Myślę, że mogę już pokazać zdjęcia Tild - krakowianek. Agnieszka z Sąsiedzkiej Twórczości zamówiła u mnie gołe Tildy w białych koszulach, które ubrała w krakowskie stroje dla bliźniaczek koleżanki. To już nie norweskie dekoracje, czyż nie są urocze i takie... polskie, nasze?
pozdrawiam przedurlopowo!
Monika
9 komentarzy:
Świetny:)
koty niesamowite:))pozdrawiam:)
Długo cie nie było , ale juz jesteś , to dobrze,,
ŚŁiczne te koty choć ich nie znam . Krakowianki boskie ,,
Kot świetny, też takiego uszyłam od razu został zarekwirowany prze mojego małego gościa.

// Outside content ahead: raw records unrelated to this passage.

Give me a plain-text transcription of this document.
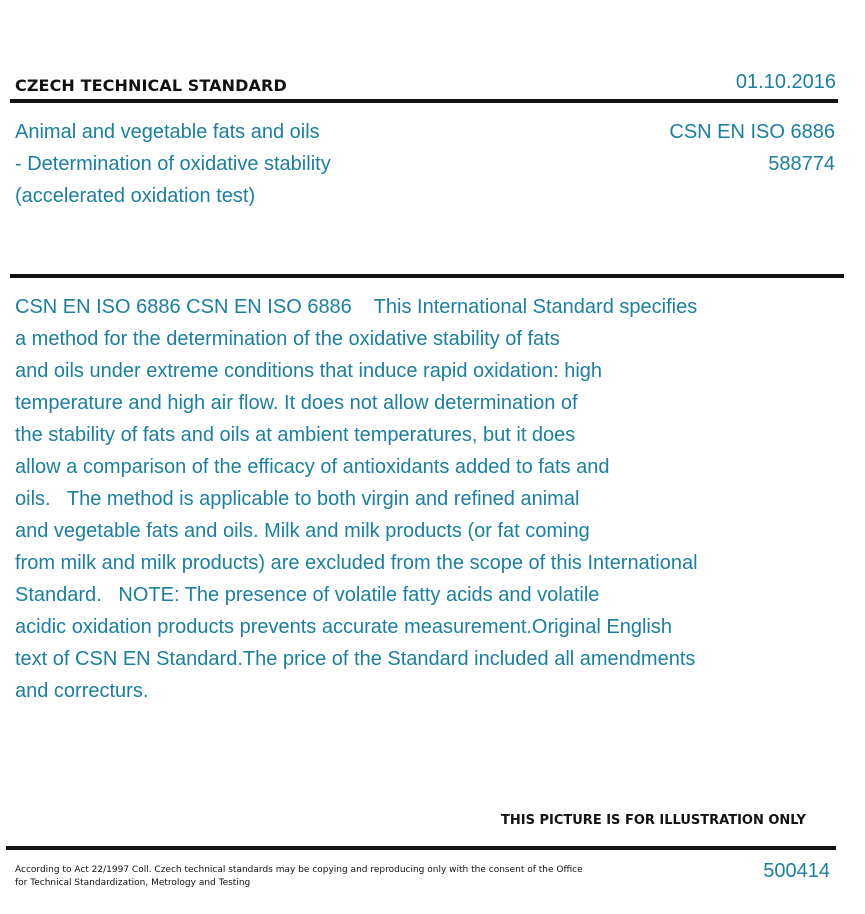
CZECH TECHNICAL STANDARD	01.10.2016
Animal and vegetable fats and oils
- Determination of oxidative stability
(accelerated oxidation test)
CSN EN ISO 6886
588774
CSN EN ISO 6886 CSN EN ISO 6886    This International Standard specifies
a method for the determination of the oxidative stability of fats
and oils under extreme conditions that induce rapid oxidation: high
temperature and high air flow. It does not allow determination of
the stability of fats and oils at ambient temperatures, but it does
allow a comparison of the efficacy of antioxidants added to fats and
oils.   The method is applicable to both virgin and refined animal
and vegetable fats and oils. Milk and milk products (or fat coming
from milk and milk products) are excluded from the scope of this International
Standard.   NOTE: The presence of volatile fatty acids and volatile
acidic oxidation products prevents accurate measurement.Original English
text of CSN EN Standard.The price of the Standard included all amendments
and correcturs.
THIS PICTURE IS FOR ILLUSTRATION ONLY
According to Act 22/1997 Coll. Czech technical standards may be copying and reproducing only with the consent of the Office
for Technical Standardization, Metrology and Testing
500414
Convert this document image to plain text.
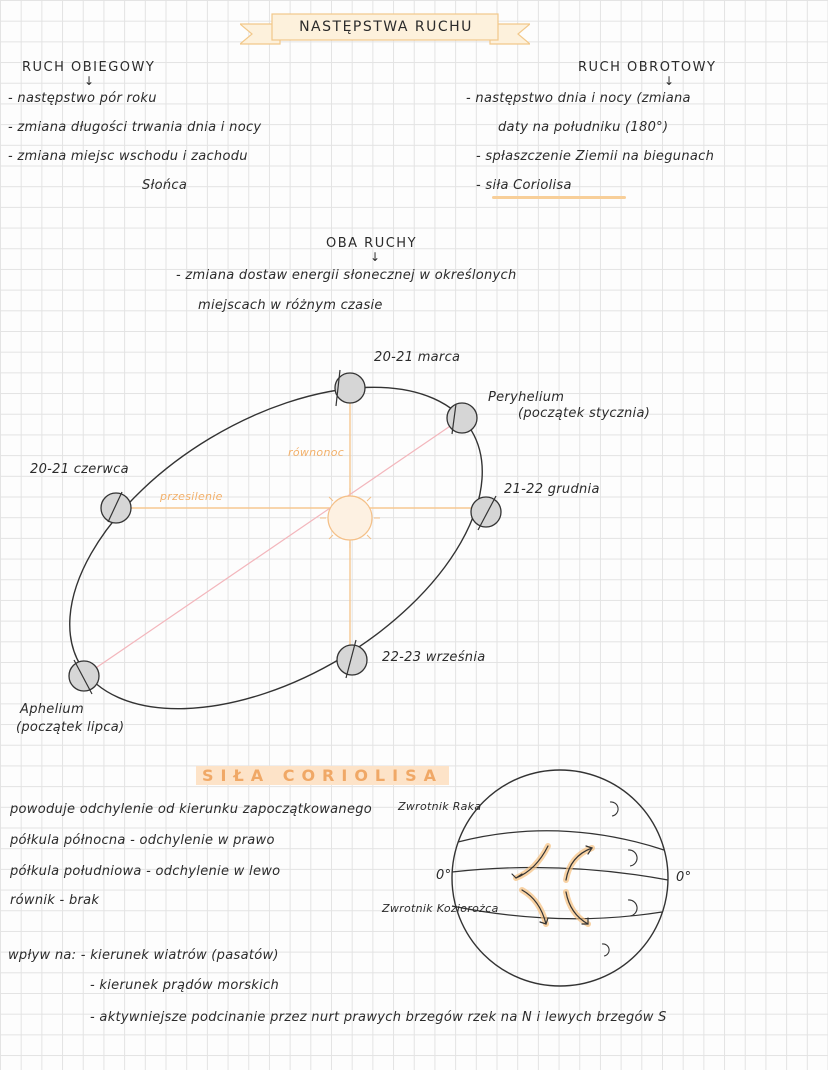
NASTĘPSTWA RUCHU
RUCH OBIEGOWY
↓
- następstwo pór roku
- zmiana długości trwania dnia i nocy
- zmiana miejsc wschodu i zachodu
Słońca
RUCH OBROTOWY
↓
- następstwo dnia i nocy (zmiana
daty na południku (180°)
- spłaszczenie Ziemii na biegunach
- siła Coriolisa
OBA RUCHY
↓
- zmiana dostaw energii słonecznej w określonych
miejscach w różnym czasie
20-21 marca
Peryhelium
(początek stycznia)
20-21 czerwca
21-22 grudnia
22-23 września
Aphelium
(początek lipca)
równonoc
przesilenie
SIŁA CORIOLISA
powoduje odchylenie od kierunku zapoczątkowanego
półkula północna - odchylenie w prawo
półkula południowa - odchylenie w lewo
równik - brak
Zwrotnik Raka
Zwrotnik Koziorożca
0°	0°
wpływ na: - kierunek wiatrów (pasatów)
- kierunek prądów morskich
- aktywniejsze podcinanie przez nurt prawych brzegów rzek na N i lewych brzegów S
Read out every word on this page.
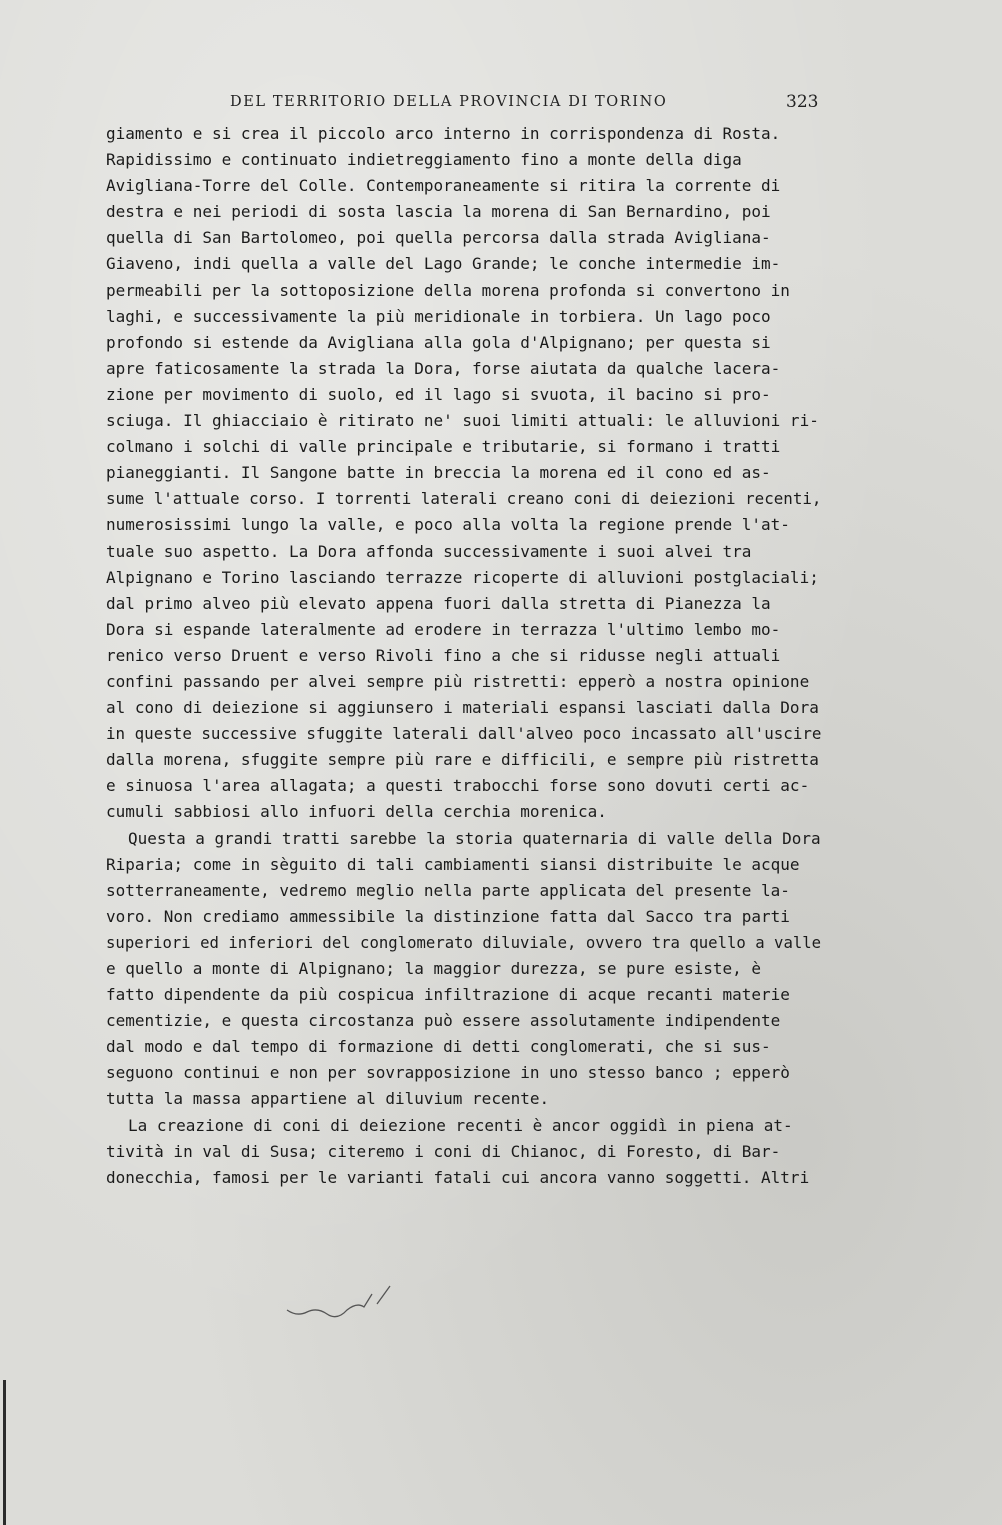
DEL TERRITORIO DELLA PROVINCIA DI TORINO	323
giamento e si crea il piccolo arco interno in corrispondenza di Rosta.
Rapidissimo e continuato indietreggiamento fino a monte della diga
Avigliana-Torre del Colle. Contemporaneamente si ritira la corrente di
destra e nei periodi di sosta lascia la morena di San Bernardino, poi
quella di San Bartolomeo, poi quella percorsa dalla strada Avigliana-
Giaveno, indi quella a valle del Lago Grande; le conche intermedie im-
permeabili per la sottoposizione della morena profonda si convertono in
laghi, e successivamente la più meridionale in torbiera. Un lago poco
profondo si estende da Avigliana alla gola d'Alpignano; per questa si
apre faticosamente la strada la Dora, forse aiutata da qualche lacera-
zione per movimento di suolo, ed il lago si svuota, il bacino si pro-
sciuga. Il ghiacciaio è ritirato ne' suoi limiti attuali: le alluvioni ri-
colmano i solchi di valle principale e tributarie, si formano i tratti
pianeggianti. Il Sangone batte in breccia la morena ed il cono ed as-
sume l'attuale corso. I torrenti laterali creano coni di deiezioni recenti,
numerosissimi lungo la valle, e poco alla volta la regione prende l'at-
tuale suo aspetto. La Dora affonda successivamente i suoi alvei tra
Alpignano e Torino lasciando terrazze ricoperte di alluvioni postglaciali;
dal primo alveo più elevato appena fuori dalla stretta di Pianezza la
Dora si espande lateralmente ad erodere in terrazza l'ultimo lembo mo-
renico verso Druent e verso Rivoli fino a che si ridusse negli attuali
confini passando per alvei sempre più ristretti: epperò a nostra opinione
al cono di deiezione si aggiunsero i materiali espansi lasciati dalla Dora
in queste successive sfuggite laterali dall'alveo poco incassato all'uscire
dalla morena, sfuggite sempre più rare e difficili, e sempre più ristretta
e sinuosa l'area allagata; a questi trabocchi forse sono dovuti certi ac-
cumuli sabbiosi allo infuori della cerchia morenica.
Questa a grandi tratti sarebbe la storia quaternaria di valle della Dora
Riparia; come in sèguito di tali cambiamenti siansi distribuite le acque
sotterraneamente, vedremo meglio nella parte applicata del presente la-
voro. Non crediamo ammessibile la distinzione fatta dal Sacco tra parti
superiori ed inferiori del conglomerato diluviale, ovvero tra quello a valle
e quello a monte di Alpignano; la maggior durezza, se pure esiste, è
fatto dipendente da più cospicua infiltrazione di acque recanti materie
cementizie, e questa circostanza può essere assolutamente indipendente
dal modo e dal tempo di formazione di detti conglomerati, che si sus-
seguono continui e non per sovrapposizione in uno stesso banco ; epperò
tutta la massa appartiene al diluvium recente.
La creazione di coni di deiezione recenti è ancor oggidì in piena at-
tività in val di Susa; citeremo i coni di Chianoc, di Foresto, di Bar-
donecchia, famosi per le varianti fatali cui ancora vanno soggetti. Altri
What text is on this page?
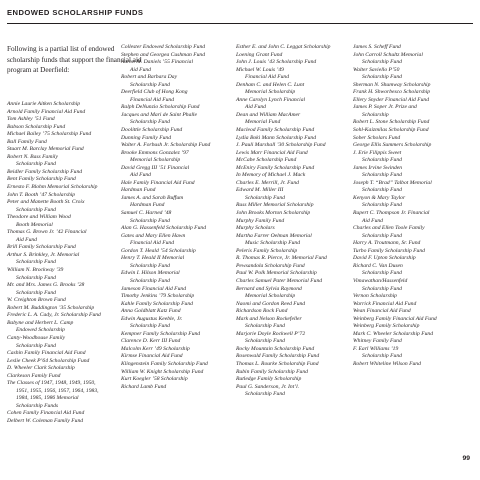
ENDOWED SCHOLARSHIP FUNDS

Following is a partial list of endowed scholarship funds that support the financial aid program at Deerfield:

Annie Laurie Aitken Scholarship
Arnold Family Financial Aid Fund
Tom Ashley ’51 Fund
Babson Scholarship Fund
Michael Bailey ’75 Scholarship Fund
Ball Family Fund
Stuart M. Barclay Memorial Fund
Robert N. Bass Family
Scholarship Fund
Beidler Family Scholarship Fund
Bent Family Scholarship Fund
Ernesto F. Blohm Memorial Scholarship
John T. Booth ’47 Scholarship
Peter and Manette Booth St. Croix
Scholarship Fund
Theodore and William Wood
Booth Memorial
Thomas G. Brown Jr. ’42 Financial
Aid Fund
Brill Family Scholarship Fund
Arthur S. Brinkley, Jr. Memorial
Scholarship Fund
William N. Brockway ’39
Scholarship Fund
Mr. and Mrs. James G. Brooks ’28
Scholarship Fund
W. Creighton Brown Fund
Robert M. Buddington ’35 Scholarship
Frederic L. A. Cady, Jr. Scholarship Fund
Babyne and Herbert L. Camp
Endowed Scholarship
Canty-Woodhouse Family
Scholarship Fund
Cashin Family Financial Aid Fund
Leslie Cheek P’64 Scholarship Fund
D. Wheeler Clark Scholarship
Clarkeson Family Fund
The Classes of 1947, 1948, 1949, 1950,
1951, 1955, 1956, 1957, 1964, 1983,
1984, 1985, 1986 Memorial
Scholarship Funds
Cohen Family Financial Aid Fund
Delbert W. Coleman Family Fund
Collester Endowed Scholarship Fund
Stephen and Georgea Cushman Fund
Aaron M. Daniels ’55 Financial
Aid Fund
Robert and Barbara Day
Scholarship Fund
Deerfield Club of Hong Kong
Financial Aid Fund
Ralph DeNunzio Scholarship Fund
Jacques and Mari de Saint Phalle
Scholarship Fund
Doolittle Scholarship Fund
Dunning Family Fund
Walter A. Forbush Jr. Scholarship Fund
Brooke Emmons Gonzalez ’97
Memorial Scholarship
David Gregg III ’51 Financial
Aid Fund
Hale Family Financial Aid Fund
Hardman Fund
James A. and Sarah Buffum
Hardman Fund
Samuel C. Harned ’48
Scholarship Fund
Alan G. Hassenfeld Scholarship Fund
Gates and Mary Ellen Hawn
Financial Aid Fund
Gordon T. Heald ’54 Scholarship
Henry T. Heald II Memorial
Scholarship Fund
Edwin I. Hilson Memorial
Scholarship Fund
Jameson Financial Aid Fund
Timothy Jenkins ’79 Scholarship
Kahle Family Scholarship Fund
Anna Goldblatt Katz Fund
Edwin Augustus Keeble, Jr.
Scholarship Fund
Kempner Family Scholarship Fund
Clarence D. Kerr III Fund
Malcolm Kerr ’49 Scholarship
Kirmse Financial Aid Fund
Klingenstein Family Scholarship Fund
William W. Knight Scholarship Fund
Kurt Koegler ’58 Scholarship
Richard Lamb Fund
Esther E. and John C. Leggat Scholarship
Loening Grant Fund
John J. Louis ’43 Scholarship Fund
Michael W. Louis ’49
Financial Aid Fund
Denham C. and Helen C. Lunt
Memorial Scholarship
Anne Carolyn Lynch Financial
Aid Fund
Dean and William MacAmer
Memorial Fund
Macleod Family Scholarship Fund
Lydia Boki Mann Scholarship Fund
J. Pauli Marshall ’30 Scholarship Fund
Lewis Marr Financial Aid Fund
McCabe Scholarship Fund
McEniry Family Scholarship Fund
In Memory of Michael J. Mack
Charles E. Merrill, Jr. Fund
Edward M. Miller III
Scholarship Fund
Russ Miller Memorial Scholarship
John Brooks Morton Scholarship
Murphy Family Fund
Murphy Scholars
Martha Farrer Oelman Memorial
Music Scholarship Fund
Peleris Family Scholarship
R. Thomas R. Pierce, Jr. Memorial Fund
Pewsandola Scholarship Fund
Paul W. Polk Memorial Scholarship
Charles Samuel Pater Memorial Fund
Bernard and Sylvia Raymond
Memorial Scholarship
Naomi and Gordon Reed Fund
Richardson Rock Fund
Mark and Nelson Rockefeller
Scholarship Fund
Marjorie Doyle Rockwell P’72
Scholarship Fund
Rocky Mountain Scholarship Fund
Rosenwald Family Scholarship Fund
Thomas L. Rourke Scholarship Fund
Rubin Family Scholarship Fund
Rutledge Family Scholarship
Paul G. Sanderson, Jr. Int’l.
Scholarship Fund
James S. Scheff Fund
John Carroll Schultz Memorial
Scholarship Fund
Walter Saviello P’50
Scholarship Fund
Sherman N. Shumway Scholarship
Frank H. Shworbesco Scholarship
Ellery Snyder Financial Aid Fund
James P. Soper Jr. Prize and
Scholarship
Robert L. Stone Scholarship Fund
Sohl-Kaizmilas Scholarship Fund
Sober Scholars Fund
George Ellis Summers Scholarship
J. Erie Filippis Sweet
Scholarship Fund
James Irvine Swinden
Scholarship Fund
Joseph T. “Brad” Talbot Memorial
Scholarship Fund
Kenyon & Mary Taylor
Scholarship Fund
Rupert C. Thompson Jr. Financial
Aid Fund
Charles and Ellen Toole Family
Scholarship Fund
Harry A. Troutmann, Sr. Fund
Turbo Family Scholarship Fund
David F. Upton Scholarship
Richard C. Van Dusen
Scholarship Fund
Vimawathan/Hassenfeld
Scholarship Fund
Vernon Scholarship
Warrick Financial Aid Fund
Wean Financial Aid Fund
Weinberg Family Financial Aid Fund
Weinberg Family Scholarship
Mark C. Wheeler Scholarship Fund
Whitney Family Fund
F. Earl Williams ’19
Scholarship Fund
Robert Whiteline Wilson Fund
99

Urlop przed Tobą,to pogody Ci życzę, pozdrawiam
Kot wygląda jak w locie :-) Bardzo fajny :-)
A Krakowianki to bardzo dobry pomysł. Nasze też jest super!
Pozdrówka!
Dziękuję dziewczyny! Iwona, słuszna uwaga! Faktycznie, wygląda jakby własnie miał się wpiąć w firankę! :-)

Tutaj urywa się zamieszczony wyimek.